Current and future students: Macartan Humphreys and I have created some guidelines for PhD advising, including advice on how to manage us.

Update: Yikes. The unintended consequences of frankness.

5 Responses

  1. Applause for all the points made here and other places on the internet. Grad students are adults and being a full-time student is a job like any other. Being a good employee and being a parent trying to raise a good thinker, I learned that getting things done well is a lot about setting expectations, clear communication and of course sometimes you get sent back to the drawing board but it’s all in the name of progress. No need to lead a student on, wasting their time and yours and having them find out much later in life when the stakes are much higher that their work is not up to par.

  2. Your guidelines are very well-thought and show you to be an organized and caring adviser. I am a recent PhD from a top-20 program and comparing you to my main advisor makes me so angry at the guy again.

  3. The short answer is that faculty and grad students specialize, and people who specialize in archival, interview, or small-N/comparative-historical training would be unwise to have me as their main adviser.
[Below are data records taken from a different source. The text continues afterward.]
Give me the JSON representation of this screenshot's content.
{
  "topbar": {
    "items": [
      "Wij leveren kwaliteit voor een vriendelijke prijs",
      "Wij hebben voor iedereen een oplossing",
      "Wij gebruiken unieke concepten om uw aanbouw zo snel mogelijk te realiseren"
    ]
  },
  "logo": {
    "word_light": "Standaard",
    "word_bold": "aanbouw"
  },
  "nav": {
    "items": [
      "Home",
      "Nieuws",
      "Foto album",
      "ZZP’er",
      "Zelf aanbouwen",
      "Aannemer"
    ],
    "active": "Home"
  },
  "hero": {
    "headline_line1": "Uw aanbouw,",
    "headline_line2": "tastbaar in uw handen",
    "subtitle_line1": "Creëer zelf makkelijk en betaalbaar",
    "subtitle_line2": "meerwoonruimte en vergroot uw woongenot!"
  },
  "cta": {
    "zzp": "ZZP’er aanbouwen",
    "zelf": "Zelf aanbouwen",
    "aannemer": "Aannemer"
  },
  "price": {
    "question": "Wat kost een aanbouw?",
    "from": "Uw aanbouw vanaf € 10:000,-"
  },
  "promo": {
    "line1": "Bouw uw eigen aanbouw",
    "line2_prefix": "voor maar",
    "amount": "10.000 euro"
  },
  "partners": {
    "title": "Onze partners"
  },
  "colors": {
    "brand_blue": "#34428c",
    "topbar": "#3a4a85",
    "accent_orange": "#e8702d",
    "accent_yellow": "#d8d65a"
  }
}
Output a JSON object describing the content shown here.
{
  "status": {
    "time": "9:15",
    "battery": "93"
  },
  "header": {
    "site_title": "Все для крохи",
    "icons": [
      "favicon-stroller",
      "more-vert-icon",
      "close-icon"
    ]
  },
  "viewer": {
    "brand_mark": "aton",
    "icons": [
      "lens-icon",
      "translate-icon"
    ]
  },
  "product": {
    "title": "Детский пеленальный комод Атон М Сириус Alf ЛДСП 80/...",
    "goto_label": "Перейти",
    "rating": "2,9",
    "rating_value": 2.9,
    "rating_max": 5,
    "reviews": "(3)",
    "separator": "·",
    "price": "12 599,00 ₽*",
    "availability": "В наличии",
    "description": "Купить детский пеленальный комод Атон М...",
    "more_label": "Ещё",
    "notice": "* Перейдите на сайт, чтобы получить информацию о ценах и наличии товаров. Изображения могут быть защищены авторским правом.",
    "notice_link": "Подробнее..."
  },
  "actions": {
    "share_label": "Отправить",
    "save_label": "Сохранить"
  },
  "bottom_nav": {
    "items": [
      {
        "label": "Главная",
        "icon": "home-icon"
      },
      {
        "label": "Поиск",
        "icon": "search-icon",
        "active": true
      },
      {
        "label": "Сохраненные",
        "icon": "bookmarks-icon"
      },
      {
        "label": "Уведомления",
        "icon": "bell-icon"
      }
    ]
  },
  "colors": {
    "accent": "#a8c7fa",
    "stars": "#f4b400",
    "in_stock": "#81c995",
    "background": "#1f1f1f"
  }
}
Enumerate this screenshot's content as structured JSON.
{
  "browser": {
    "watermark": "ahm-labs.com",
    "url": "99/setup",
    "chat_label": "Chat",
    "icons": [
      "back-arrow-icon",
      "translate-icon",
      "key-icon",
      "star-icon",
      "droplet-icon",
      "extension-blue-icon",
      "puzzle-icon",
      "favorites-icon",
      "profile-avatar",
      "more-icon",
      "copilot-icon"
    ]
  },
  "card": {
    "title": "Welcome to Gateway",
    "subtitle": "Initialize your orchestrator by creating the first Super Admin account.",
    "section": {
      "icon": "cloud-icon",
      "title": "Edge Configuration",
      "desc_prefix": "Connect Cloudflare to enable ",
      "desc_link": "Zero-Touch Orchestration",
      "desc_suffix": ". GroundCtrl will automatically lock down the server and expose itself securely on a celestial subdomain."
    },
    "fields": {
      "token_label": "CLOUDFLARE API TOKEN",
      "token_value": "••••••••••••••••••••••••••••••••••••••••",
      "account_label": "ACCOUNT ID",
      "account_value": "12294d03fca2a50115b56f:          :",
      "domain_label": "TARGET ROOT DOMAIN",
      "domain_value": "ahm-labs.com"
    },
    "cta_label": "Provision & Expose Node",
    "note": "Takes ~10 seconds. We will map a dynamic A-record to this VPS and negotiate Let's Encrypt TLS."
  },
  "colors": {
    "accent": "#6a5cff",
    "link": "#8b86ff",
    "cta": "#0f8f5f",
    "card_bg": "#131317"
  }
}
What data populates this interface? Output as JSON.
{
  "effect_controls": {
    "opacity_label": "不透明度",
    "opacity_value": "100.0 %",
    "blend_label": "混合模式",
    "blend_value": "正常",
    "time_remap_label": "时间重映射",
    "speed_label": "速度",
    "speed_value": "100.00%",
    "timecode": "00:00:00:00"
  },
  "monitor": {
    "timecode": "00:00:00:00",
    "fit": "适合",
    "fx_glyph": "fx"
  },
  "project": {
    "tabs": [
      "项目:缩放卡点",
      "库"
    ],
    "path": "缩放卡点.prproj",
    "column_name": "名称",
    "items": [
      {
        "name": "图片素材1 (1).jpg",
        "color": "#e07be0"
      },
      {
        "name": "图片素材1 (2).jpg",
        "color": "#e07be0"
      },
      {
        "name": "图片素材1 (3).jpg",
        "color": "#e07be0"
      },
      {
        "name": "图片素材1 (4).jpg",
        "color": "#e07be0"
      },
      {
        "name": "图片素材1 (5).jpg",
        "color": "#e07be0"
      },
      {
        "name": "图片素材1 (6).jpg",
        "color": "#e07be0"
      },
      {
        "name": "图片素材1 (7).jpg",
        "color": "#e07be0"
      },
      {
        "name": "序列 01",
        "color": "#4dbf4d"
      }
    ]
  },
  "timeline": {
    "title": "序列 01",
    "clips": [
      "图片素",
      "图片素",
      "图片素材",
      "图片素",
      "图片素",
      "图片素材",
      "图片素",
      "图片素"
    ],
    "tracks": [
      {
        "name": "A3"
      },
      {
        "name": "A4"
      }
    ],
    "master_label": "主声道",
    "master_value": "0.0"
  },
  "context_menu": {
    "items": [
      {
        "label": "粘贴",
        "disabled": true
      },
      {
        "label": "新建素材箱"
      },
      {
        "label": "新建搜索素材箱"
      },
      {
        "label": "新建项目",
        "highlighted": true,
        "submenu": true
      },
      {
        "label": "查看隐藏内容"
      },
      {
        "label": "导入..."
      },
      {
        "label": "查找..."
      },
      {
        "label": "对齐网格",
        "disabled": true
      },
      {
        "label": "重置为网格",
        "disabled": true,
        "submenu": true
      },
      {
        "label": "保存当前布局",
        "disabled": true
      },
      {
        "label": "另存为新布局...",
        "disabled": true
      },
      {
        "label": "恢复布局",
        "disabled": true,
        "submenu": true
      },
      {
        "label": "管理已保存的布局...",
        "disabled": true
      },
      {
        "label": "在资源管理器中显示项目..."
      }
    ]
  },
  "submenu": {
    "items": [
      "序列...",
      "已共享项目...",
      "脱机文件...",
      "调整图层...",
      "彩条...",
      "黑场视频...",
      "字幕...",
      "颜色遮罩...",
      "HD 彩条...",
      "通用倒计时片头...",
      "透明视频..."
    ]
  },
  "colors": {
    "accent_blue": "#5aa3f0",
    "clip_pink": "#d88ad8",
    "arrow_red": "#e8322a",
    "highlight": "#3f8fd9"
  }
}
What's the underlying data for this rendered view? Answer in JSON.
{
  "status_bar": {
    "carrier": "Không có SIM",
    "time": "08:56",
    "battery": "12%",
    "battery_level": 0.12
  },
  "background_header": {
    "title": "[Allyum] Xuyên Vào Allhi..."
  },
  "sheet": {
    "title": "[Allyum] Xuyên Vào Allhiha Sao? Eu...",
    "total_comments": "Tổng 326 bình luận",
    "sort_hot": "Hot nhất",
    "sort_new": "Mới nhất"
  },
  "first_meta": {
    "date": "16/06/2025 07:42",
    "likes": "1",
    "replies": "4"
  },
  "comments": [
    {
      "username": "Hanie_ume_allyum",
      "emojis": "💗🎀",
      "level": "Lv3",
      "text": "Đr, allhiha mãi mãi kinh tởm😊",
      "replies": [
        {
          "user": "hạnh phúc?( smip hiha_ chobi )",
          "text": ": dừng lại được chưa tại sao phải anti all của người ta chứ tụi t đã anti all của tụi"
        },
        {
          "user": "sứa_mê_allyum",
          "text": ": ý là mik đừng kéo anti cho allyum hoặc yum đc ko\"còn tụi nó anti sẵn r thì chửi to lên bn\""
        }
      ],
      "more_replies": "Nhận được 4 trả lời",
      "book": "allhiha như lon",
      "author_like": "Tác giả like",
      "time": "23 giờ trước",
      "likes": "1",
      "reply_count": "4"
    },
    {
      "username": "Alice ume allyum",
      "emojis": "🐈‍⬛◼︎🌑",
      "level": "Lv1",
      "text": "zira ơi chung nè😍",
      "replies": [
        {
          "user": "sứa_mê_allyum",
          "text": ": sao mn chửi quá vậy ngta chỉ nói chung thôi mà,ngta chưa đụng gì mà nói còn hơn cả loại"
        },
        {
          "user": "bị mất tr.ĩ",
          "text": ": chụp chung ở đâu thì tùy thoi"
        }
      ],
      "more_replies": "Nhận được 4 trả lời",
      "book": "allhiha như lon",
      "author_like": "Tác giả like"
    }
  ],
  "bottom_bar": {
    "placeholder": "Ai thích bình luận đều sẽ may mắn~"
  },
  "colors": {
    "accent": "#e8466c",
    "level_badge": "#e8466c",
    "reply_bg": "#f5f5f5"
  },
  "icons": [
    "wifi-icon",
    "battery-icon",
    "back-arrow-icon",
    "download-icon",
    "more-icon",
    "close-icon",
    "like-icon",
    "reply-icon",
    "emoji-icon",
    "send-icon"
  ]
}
    Political science (and our department) is a big tent and I advise many such students in some fashion. But “PE of development” is well-defined as a field demanding quantitative excellence.

  4. Chris,
    This is great – tons of incredibly useful advice, especially on how students should relate to their advisers.

    I do have a question on the methods section though. I was surprised to see no expectations on the qualitative side: no language, archival, interview, or small-N/comparative-historical training. Those seem relevant to studying development (and you often to point to such work, by the likes of Ferguson or Scott), so I’d be curious to hear your thoughts.